In late 2025, astronomers detected an interstellar comet, designated 3I/ATLAS, during its rapid transit through the solar system. The comet was first spotted in July 2025 when it was just inside Jupiter’s orbit. As of now, it is approximately halfway between Jupiter and Saturn and continues to move farther away.
The European Space Agency’s Jupiter Icy Moons Explorer (ESA JUICE) mission captured an image of 3I/ATLAS on 5 November 2025, when the comet was 64 million kilometers from the spacecraft. Credit: ESA/Juice/JANUS, CC BY-SA 3.0 IGO
Astronomers have closely monitored 3I/ATLAS throughout its journey, both inward toward the Sun and back outward, compiling the most detailed observations yet of an interstellar object. These include measurements of the gases sublimating from its surface, which form its coma and tail.
Groundbreaking Discovery: Deuterium-to-Hydrogen Ratio Suggests Cold Formation
In a first-of-its-kind study, researchers found that the ratio of deuterium to hydrogen in 3I/ATLAS’s outgassed water is 30–40 times higher than in solar system objects. This unusually high ratio indicates the comet likely formed in a much colder environment than our solar system.
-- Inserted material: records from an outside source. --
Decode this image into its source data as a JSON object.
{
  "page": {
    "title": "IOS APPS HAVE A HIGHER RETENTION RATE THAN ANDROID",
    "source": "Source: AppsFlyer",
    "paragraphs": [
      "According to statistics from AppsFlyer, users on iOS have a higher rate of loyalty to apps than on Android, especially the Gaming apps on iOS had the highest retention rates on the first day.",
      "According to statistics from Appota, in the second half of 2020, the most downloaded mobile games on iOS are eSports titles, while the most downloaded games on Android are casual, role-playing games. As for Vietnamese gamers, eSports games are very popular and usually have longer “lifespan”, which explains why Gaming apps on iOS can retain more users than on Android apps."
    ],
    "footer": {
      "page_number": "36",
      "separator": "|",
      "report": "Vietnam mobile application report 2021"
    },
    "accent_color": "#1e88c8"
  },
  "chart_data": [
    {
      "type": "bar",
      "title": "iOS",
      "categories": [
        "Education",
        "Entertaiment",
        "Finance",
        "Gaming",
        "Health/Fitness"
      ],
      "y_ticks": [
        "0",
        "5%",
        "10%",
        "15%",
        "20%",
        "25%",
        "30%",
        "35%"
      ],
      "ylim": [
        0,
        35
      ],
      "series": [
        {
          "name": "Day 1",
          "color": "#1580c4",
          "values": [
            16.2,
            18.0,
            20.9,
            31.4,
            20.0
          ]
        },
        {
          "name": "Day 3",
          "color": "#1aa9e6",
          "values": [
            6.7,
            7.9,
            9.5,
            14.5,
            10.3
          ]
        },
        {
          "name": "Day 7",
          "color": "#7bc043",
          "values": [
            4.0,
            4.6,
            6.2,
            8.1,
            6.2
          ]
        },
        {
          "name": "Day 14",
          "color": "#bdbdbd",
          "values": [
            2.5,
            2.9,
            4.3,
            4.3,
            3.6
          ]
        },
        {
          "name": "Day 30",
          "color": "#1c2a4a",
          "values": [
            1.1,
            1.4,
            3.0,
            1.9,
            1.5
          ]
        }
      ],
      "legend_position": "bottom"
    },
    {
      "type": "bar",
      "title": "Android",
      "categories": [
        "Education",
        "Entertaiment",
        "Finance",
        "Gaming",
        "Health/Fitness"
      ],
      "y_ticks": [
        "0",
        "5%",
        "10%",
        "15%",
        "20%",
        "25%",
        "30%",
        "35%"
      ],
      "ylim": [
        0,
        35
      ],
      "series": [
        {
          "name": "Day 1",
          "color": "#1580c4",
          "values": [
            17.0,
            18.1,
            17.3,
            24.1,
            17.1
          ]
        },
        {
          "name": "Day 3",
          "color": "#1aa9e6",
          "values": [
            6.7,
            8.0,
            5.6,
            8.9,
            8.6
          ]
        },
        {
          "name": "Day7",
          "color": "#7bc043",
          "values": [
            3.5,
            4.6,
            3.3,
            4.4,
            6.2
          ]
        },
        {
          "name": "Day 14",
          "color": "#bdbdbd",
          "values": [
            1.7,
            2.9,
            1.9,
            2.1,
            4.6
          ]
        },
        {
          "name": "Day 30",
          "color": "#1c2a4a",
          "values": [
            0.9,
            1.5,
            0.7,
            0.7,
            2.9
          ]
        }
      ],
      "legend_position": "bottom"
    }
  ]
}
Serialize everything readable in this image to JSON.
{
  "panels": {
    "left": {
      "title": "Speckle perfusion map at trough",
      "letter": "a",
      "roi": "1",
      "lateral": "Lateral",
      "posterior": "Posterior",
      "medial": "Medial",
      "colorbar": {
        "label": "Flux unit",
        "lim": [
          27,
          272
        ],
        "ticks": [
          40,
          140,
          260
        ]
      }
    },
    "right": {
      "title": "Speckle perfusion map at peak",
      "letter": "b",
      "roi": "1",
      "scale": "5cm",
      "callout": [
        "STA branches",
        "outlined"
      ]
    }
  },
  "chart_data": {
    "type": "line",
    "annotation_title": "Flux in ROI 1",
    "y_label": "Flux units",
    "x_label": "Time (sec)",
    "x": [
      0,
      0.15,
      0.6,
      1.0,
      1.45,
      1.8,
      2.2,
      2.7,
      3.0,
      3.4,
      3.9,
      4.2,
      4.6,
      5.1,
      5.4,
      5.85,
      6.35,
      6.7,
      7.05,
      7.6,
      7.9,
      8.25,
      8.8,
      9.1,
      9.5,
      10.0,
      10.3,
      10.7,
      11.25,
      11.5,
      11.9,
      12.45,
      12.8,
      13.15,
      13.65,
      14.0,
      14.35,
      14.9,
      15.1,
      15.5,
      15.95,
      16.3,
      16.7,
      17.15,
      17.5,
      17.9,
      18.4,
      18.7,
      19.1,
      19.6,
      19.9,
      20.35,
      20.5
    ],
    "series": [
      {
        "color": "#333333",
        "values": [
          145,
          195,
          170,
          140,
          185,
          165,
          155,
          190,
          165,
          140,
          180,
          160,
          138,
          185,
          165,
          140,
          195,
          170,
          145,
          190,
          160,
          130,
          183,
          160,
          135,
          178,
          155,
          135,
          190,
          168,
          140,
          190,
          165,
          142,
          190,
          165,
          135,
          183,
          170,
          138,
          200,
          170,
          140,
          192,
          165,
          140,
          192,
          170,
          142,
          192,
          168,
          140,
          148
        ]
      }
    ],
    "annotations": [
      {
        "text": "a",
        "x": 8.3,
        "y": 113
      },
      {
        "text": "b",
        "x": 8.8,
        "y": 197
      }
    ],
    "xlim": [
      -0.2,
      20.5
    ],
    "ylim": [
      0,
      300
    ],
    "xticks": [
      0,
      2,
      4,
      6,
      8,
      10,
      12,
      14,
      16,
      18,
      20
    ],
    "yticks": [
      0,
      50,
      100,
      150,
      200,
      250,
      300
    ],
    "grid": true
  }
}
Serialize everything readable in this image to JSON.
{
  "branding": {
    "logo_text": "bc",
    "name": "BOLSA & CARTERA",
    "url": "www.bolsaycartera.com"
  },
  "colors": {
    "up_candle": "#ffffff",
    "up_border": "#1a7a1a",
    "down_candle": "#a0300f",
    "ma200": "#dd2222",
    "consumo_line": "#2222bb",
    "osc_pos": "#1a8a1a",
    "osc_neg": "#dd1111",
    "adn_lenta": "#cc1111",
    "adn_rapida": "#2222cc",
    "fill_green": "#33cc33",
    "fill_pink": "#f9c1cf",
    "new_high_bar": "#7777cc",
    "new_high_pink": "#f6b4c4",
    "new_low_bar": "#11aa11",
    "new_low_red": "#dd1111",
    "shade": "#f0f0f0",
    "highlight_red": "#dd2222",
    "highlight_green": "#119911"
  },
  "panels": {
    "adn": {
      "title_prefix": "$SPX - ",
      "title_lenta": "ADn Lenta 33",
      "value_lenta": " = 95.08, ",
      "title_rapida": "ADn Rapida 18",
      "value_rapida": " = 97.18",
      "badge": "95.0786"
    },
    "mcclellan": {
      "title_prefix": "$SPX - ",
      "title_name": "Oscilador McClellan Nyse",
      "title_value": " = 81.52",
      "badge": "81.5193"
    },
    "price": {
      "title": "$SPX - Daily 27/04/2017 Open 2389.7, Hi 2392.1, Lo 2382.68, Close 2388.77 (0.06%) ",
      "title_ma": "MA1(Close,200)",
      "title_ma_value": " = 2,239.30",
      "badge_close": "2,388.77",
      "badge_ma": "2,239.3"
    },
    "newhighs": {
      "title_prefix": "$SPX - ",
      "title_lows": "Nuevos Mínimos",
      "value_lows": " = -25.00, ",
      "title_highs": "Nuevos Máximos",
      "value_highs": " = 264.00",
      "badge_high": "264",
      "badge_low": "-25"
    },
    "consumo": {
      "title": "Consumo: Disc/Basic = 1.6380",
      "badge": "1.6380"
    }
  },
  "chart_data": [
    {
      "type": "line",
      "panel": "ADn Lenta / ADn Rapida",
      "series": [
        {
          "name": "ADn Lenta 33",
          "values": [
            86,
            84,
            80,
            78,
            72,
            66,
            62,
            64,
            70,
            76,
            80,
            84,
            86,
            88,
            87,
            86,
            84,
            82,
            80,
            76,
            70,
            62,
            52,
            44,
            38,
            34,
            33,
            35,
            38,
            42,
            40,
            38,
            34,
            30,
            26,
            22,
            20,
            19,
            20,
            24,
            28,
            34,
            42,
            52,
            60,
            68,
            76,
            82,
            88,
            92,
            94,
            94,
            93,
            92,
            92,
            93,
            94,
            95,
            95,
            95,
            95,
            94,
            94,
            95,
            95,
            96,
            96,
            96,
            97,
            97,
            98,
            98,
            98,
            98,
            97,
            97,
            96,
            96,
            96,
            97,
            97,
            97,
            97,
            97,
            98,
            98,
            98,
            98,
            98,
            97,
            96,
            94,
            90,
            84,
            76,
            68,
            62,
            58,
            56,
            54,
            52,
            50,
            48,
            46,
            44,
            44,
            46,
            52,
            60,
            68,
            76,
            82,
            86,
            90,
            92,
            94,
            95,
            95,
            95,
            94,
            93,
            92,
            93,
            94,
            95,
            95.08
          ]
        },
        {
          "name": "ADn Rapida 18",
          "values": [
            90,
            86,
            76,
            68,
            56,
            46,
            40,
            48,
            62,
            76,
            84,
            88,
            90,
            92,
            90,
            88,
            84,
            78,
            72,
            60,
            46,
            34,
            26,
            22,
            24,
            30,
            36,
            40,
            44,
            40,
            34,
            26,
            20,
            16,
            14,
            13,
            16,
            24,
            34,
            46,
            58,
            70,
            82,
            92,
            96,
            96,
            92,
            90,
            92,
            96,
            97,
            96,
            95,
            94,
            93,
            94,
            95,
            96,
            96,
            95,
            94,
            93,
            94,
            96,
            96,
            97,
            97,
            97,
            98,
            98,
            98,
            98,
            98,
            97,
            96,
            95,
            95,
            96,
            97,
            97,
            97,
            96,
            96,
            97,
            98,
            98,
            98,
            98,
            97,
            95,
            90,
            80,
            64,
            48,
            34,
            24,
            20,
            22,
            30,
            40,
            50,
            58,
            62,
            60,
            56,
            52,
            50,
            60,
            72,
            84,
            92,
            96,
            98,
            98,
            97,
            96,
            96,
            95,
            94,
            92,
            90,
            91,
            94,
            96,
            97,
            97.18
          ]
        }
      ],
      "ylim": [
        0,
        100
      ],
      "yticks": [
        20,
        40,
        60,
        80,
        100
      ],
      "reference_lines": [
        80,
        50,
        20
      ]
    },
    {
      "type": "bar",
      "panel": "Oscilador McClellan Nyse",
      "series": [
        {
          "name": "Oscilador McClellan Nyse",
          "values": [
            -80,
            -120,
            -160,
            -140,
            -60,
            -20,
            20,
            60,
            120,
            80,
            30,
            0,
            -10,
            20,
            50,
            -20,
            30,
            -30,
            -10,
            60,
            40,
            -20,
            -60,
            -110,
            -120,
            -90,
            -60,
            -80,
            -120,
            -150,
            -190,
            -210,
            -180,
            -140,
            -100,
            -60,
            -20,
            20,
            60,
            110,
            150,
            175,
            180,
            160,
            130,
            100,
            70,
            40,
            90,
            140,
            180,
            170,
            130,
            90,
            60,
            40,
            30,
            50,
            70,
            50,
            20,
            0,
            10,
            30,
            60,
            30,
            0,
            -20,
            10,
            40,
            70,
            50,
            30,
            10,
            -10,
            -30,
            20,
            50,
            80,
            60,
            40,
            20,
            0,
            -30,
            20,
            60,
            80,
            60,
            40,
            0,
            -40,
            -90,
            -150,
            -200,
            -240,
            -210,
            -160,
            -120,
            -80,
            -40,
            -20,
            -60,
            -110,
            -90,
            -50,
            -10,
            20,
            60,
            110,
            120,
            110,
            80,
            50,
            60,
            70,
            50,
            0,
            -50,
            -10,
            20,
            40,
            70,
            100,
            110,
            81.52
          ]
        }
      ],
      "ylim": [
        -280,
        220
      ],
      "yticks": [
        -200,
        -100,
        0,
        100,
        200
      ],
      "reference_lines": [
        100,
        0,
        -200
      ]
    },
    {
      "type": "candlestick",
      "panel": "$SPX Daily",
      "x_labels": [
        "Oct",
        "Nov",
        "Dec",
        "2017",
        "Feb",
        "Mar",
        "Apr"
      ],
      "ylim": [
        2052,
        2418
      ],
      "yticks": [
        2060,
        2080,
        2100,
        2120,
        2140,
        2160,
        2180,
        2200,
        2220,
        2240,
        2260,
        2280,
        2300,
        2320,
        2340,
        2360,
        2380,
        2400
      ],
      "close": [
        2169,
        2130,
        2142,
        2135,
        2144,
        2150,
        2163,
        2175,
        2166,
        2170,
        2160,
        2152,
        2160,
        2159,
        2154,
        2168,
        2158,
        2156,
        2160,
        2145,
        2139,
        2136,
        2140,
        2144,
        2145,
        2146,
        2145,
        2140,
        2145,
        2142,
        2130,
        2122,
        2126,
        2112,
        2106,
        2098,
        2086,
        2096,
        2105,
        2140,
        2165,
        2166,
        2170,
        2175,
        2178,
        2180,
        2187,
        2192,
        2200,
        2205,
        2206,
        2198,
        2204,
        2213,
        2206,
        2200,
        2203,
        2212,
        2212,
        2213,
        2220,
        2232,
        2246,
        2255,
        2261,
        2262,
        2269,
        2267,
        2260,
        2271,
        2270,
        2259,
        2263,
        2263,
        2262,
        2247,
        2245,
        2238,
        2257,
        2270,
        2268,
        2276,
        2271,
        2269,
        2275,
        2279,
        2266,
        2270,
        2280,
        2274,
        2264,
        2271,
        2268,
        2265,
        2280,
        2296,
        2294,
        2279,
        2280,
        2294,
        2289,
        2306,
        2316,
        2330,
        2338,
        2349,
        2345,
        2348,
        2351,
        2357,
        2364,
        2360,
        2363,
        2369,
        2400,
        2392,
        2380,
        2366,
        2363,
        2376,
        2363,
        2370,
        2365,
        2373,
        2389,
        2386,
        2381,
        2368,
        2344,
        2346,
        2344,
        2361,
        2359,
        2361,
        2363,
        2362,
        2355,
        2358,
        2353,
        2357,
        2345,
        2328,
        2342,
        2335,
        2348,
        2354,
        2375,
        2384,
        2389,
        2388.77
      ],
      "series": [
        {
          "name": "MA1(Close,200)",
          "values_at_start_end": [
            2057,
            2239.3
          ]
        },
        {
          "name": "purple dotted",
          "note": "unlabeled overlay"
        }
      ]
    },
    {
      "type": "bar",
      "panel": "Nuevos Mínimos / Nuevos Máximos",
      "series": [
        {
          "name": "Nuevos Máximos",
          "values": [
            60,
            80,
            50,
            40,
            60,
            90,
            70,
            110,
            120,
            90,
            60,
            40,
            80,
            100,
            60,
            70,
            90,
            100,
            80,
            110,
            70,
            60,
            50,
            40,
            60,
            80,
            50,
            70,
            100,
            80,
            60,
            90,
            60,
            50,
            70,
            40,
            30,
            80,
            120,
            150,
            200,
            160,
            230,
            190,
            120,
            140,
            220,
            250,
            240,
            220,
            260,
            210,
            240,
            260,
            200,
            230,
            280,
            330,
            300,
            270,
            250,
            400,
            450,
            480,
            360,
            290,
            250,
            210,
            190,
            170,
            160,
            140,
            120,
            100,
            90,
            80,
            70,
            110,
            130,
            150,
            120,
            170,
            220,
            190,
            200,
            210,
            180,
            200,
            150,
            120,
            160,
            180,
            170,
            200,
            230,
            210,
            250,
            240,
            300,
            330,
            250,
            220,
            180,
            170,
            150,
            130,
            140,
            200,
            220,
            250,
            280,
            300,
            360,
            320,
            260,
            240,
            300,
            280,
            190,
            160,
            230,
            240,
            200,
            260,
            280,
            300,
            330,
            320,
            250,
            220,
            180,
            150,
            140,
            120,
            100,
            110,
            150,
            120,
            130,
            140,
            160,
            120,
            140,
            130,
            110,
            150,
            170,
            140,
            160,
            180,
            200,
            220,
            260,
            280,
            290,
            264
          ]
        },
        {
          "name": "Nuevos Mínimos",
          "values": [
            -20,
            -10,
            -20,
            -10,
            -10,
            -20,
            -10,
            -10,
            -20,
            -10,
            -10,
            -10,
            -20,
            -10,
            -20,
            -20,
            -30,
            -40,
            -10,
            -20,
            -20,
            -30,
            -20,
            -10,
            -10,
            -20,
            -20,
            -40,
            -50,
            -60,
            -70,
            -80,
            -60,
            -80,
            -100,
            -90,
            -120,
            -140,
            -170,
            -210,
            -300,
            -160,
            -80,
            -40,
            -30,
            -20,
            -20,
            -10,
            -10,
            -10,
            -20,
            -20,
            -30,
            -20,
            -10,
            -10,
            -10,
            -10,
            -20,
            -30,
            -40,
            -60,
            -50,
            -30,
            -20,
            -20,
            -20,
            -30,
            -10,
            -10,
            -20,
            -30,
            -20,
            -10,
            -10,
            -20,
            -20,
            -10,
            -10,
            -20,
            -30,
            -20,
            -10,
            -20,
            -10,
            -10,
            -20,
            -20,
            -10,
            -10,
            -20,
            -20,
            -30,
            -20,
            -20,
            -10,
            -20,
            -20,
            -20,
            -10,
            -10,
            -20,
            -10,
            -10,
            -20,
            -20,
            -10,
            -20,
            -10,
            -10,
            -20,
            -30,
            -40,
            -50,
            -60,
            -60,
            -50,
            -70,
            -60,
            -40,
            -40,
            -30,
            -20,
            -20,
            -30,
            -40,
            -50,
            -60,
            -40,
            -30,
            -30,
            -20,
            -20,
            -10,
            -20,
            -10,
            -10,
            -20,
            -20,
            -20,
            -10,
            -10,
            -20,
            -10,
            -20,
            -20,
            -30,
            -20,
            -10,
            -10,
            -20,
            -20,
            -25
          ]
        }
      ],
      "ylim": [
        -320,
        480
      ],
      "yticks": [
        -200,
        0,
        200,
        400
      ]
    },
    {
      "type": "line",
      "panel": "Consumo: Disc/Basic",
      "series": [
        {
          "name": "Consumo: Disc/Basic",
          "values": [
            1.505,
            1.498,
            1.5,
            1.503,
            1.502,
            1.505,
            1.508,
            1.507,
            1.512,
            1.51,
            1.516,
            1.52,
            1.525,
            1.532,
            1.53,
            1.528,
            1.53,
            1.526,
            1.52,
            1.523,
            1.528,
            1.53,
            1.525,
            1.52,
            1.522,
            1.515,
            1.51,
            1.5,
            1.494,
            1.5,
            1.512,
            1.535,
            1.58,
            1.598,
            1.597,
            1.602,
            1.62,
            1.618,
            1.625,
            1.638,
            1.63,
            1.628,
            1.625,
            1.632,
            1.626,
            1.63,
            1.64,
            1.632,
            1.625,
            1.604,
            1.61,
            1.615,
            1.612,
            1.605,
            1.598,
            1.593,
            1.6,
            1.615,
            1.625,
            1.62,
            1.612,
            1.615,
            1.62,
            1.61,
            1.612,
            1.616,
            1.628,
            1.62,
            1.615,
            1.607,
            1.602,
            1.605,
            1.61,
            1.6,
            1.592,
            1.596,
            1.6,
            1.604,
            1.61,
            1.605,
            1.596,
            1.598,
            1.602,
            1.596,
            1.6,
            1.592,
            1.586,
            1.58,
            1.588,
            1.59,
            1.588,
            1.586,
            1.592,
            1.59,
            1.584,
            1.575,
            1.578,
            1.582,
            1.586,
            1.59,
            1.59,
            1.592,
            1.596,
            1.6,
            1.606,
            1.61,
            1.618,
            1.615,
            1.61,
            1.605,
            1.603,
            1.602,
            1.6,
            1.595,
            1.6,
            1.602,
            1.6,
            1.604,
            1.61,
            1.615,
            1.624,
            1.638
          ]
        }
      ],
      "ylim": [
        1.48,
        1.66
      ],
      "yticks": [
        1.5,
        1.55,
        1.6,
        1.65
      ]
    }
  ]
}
“It is always hard to really pinpoint where these objects form. We know that they were formed in different parts of the galaxy, but it’s hard to connect what we measure with how they were formed. These types of measurements, such as the relative abundance of deuterium to hydrogen in water, are one of the best ways we have to actually [learn] about their forming conditions and their evolution.”
Understanding Water’s Role in Interstellar Objects
Water is pervasive across the universe, found in distant galaxies and star-forming nebulae. However, water exists in different forms: heavy water, semiheavy water, and regular H2O. In the frigid molecular clouds where stars form, a chemical reaction favors the creation of gaseous deuterium (D), an isotope of hydrogen. This deuterium bonds with hydrogen and oxygen to produce semiheavy water (HDO).
By measuring the amount of semiheavy water relative to regular water in an object, scientists can determine its deuterium-to-hydrogen (D/H) ratio. This ratio provides insights into the physical conditions under which the water formed. Similar measurements have been conducted on baby stars, planet-forming disks, solar system comets, meteorites, and even Earth’s oceans.
“What is fundamentally important about ISOs is that they are physical leftovers of the process of forming another planetary system and they can give us clues to that process. The conditions in the stellar system in which 3I/ATLAS formed may have been quite different from the one in the solar system.”
The team observed 3I/ATLAS using the Atacama Large Millimeter/submillimeter Array (ALMA) in Chile during November 2025, when the comet was 335 million kilometers (208 million miles) from Earth.